Mevlana bir gün, talebesiyle birlikte sohbet etmek için davet edildiği bir evden ayrılarak dergaha doğru yola koyuldu. Akşam üzeriydi; güneş, gökyüzünü kızıla boyayarak yavaşça ufukta kaybolurken, etrafı tatlı bir sessizlik kaplamıştı.
Mevlana’nın öğrencisi, sohbet sırasında dostluk ve paylaşmanın öneminden o kadar etkilenmişti ki, bu konu üzerine düşüncelere dalmıştı. Tam bu sırada yol kenarında iki köpeğin, yan yana huzurla uyuduğunu fark etti.
“Efendim,” dedi öğrenci heyecanla, “şu köpeklerin huzuruna bakın! Birbirlerine nasıl da güveniyorlar. Gerçek dostluk tam olarak böyle bir şey değil mi?”

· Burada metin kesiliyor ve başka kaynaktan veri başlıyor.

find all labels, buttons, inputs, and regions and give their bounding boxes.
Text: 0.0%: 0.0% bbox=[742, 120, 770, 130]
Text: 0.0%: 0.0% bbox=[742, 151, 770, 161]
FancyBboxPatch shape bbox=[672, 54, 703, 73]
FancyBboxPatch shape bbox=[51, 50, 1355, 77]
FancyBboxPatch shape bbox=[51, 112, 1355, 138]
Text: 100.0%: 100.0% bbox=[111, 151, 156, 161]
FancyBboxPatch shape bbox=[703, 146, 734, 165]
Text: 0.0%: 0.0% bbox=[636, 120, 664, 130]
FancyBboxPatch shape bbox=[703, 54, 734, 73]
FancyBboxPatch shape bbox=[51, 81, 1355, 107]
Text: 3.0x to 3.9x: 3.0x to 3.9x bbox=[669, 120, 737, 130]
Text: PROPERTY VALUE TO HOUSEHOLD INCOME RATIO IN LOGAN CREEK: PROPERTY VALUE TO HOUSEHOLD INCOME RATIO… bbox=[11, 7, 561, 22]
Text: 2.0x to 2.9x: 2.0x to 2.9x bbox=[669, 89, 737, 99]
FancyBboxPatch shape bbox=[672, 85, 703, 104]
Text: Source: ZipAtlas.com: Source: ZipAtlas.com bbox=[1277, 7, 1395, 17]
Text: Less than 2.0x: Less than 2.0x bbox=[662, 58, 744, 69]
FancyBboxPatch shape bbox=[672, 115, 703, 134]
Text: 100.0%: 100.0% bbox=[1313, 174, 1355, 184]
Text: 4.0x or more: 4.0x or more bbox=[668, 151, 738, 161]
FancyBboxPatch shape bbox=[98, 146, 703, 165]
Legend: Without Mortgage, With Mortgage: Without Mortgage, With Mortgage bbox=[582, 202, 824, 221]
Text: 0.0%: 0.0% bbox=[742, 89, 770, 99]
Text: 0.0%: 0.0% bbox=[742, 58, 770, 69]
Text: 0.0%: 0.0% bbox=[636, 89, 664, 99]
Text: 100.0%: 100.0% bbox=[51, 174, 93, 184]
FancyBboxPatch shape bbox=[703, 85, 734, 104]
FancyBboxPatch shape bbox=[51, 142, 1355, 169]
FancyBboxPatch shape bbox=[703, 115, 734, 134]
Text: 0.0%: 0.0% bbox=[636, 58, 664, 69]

Mevlana hafifçe durdu, öğrencisine döndü ve sakin bir tebessümle cevap verdi:
“Evladım, görünüş aldatıcıdır. Dostluklar, huzur zamanlarında değil, ihtiyaçlar ve menfaatler ortaya çıktığında anlaşılır.”
Öğrenci şaşkınlıkla Mevlana’ya baktı. Mevlana devam etti:
“İstersen, onların önüne bir parça kemik at da, dostluklarının ne kadar gerçek olduğunu gör. İşte dostluk da böyledir; menfaat yokken herkes dosttur. Önemli olan, çıkarların ve ihtiyaçların çatıştığı anlarda hâlâ birbirine güvenip paylaşabilmektir.”
Öğrenci, hocasının sözlerinden büyük bir ders alarak düşüncelere daldı. Güneş iyice batarken, Mevlana ve öğrencisi yol boyunca sessizce ilerleyerek, dostluk ve güven üzerine derin düşüncelerle dergaha doğru yollarına devam ettiler.